È la legge di Bilancio, ma somiglia a un labirinto di linee rosse. Ciascuna demarca un santuario che non si può toccare neanche con un fiore. E tutte insieme creano qualcosa di più del «sentiero stretto» di cui parlava l’ex ministro dell’Economia Pier Carlo Padoan. Fanno un dedalo: non sarà uno scherzo per il suo successore, Roberto Gualtieri, venirne fuori.
A fine mese il governo deve presentare lo scheletro del bilancio, quindi entro metà ottobre lo dovrà riempire di misure sulle tasse e la spesa. Per il momento Gualtieri sta facendo bene i conti su ciò che è possibile. Ma prima ancora che questi siano pronti intorno a lui tutti gli azionisti del governo stanno già segnando i confini delle loro zone sacre. Tutte interdizioni di principio, indifferenti al contesto. Non si può toccare l’Iva: tutti d’accordo su questo; nessuno però nota come su beni palesemente per famiglie disagiate come l’aragosta, il tartufo, le ostriche o gli hotel a sette stelle frequentati da sceicchi e oligarchi russi si applichi l’aliquota ridotta al 10%. Dunque moltissimi miliardi andranno trovati, per intero, altrove. Ma dove? Dai tagli di spesa (a proposito: il commissario ad hoc manca da quindici mesi) devono restare fuori sanità, enti locali e istruzione. Altra linea rossa. Significa escludere a priori il 64% delle uscite limabili. Sarà un miracolo risparmiare dal resto del bilancio 1 o 2 miliardi in un anno. Non si può smantellare neanche “quota 100”, la pensione a 62 anni, anche se alla lunga costerà decine di miliardi proprio mentre la popolazione in età da lavoro cala drammaticamente (qui si prospetta la prima sfida fra il nuovo gruppo di Matteo Renzi e il resto della maggioranza). Né ovviamente si rivede il reddito di cittadinanza e soprattutto non si discute la scelta strategica di fare un bilancio che sia accettabile per Bruxelles, cioè prudente.

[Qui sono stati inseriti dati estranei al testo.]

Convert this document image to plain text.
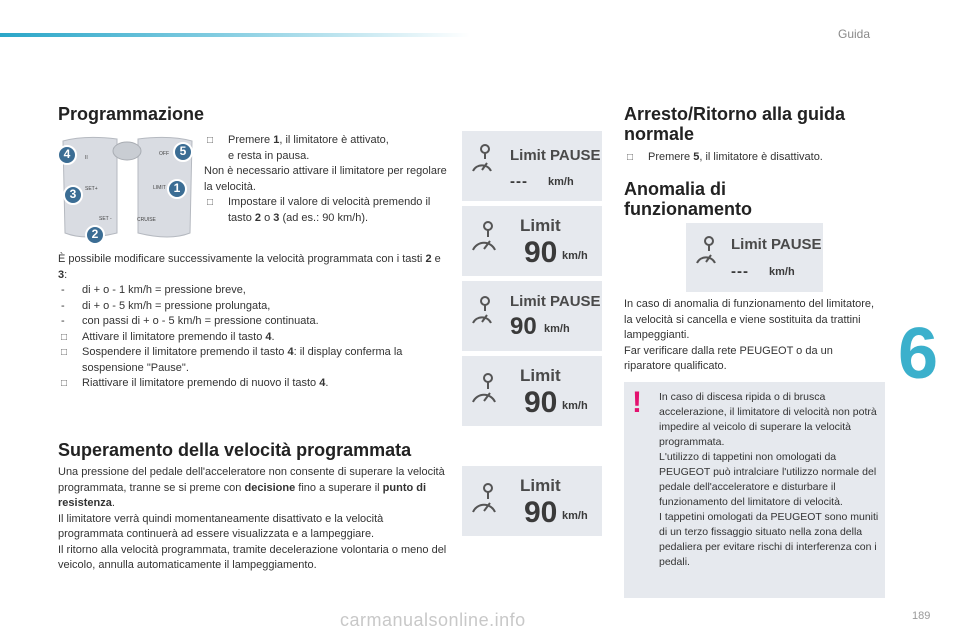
Guida
6
189
carmanualsonline.info
Programmazione
4
3
2
5
1
II
SET+
SET -
LIMIT
OFF
CRUISE
□ Premere 1, il limitatore è attivato,
e resta in pausa.

Non è necessario attivare il limitatore per regolare la velocità.

□ Impostare il valore di velocità premendo il tasto 2 o 3 (ad es.: 90 km/h).

È possibile modificare successivamente la velocità programmata con i tasti 2 e 3:

- di + o - 1 km/h = pressione breve,
- di + o - 5 km/h = pressione prolungata,
- con passi di + o - 5 km/h = pressione continuata.
□ Attivare il limitatore premendo il tasto 4.
□ Sospendere il limitatore premendo il tasto 4: il display conferma la sospensione "Pause".
□ Riattivare il limitatore premendo di nuovo il tasto 4.
Superamento della velocità programmata

Una pressione del pedale dell'acceleratore non consente di superare la velocità programmata, tranne se si preme con decisione fino a superare il punto di resistenza.

Il limitatore verrà quindi momentaneamente disattivato e la velocità programmata continuerà ad essere visualizzata e a lampeggiare.

Il ritorno alla velocità programmata, tramite decelerazione volontaria o meno del veicolo, annulla automaticamente il lampeggiamento.

Limit PAUSE
--- km/h
Limit
90 km/h
Limit PAUSE
90 km/h
Limit
90 km/h
Limit
90 km/h
Arresto/Ritorno alla guida normale
□ Premere 5, il limitatore è disattivato.
Anomalia di funzionamento
Limit PAUSE
--- km/h

In caso di anomalia di funzionamento del limitatore, la velocità si cancella e viene sostituita da trattini lampeggianti.

Far verificare dalla rete PEUGEOT o da un riparatore qualificato.

! In caso di discesa ripida o di brusca accelerazione, il limitatore di velocità non potrà impedire al veicolo di superare la velocità programmata.

L'utilizzo di tappetini non omologati da PEUGEOT può intralciare l'utilizzo normale del pedale dell'acceleratore e disturbare il funzionamento del limitatore di velocità.

I tappetini omologati da PEUGEOT sono muniti di un terzo fissaggio situato nella zona della pedaliera per evitare rischi di interferenza con i pedali.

Poi ci sono le linee rosse “positive”: ciò che va fatto assolutamente. Il taglio di tasse o contributi sul lavoro dipendente, per 4 o 5 miliardi. Nuovi incentivi agli investimenti delle imprese. E il ministro dell’Istruzione Lorenzo Fioramonti, dice, si dimette se non ci sono 3 miliardi per scuola e università. Quanto fa? Già solo bloccando gli aumenti dell’Iva il deficit sale verso il 3,1% del Pil (almeno): decisamente troppo per Bruxelles. Come minimo andrebbero trovati appunto 15 miliardi per riportarlo in linea, ma dalla lotta all’evasione nel 2020 ne verranno quattro o cinque se va bene. Senza neanche parlare dei tagli delle tasse e delle altre misure che costano. Il rischio è che questo viluppo di linee rosse, unito ai tempi stretti per produrre un bilancio e all’entità della manovra, produca alla fine una miscela esplosiva di aumenti di tasse. Forse è tempo che qualche linea diventi, almeno, un po’ rosé.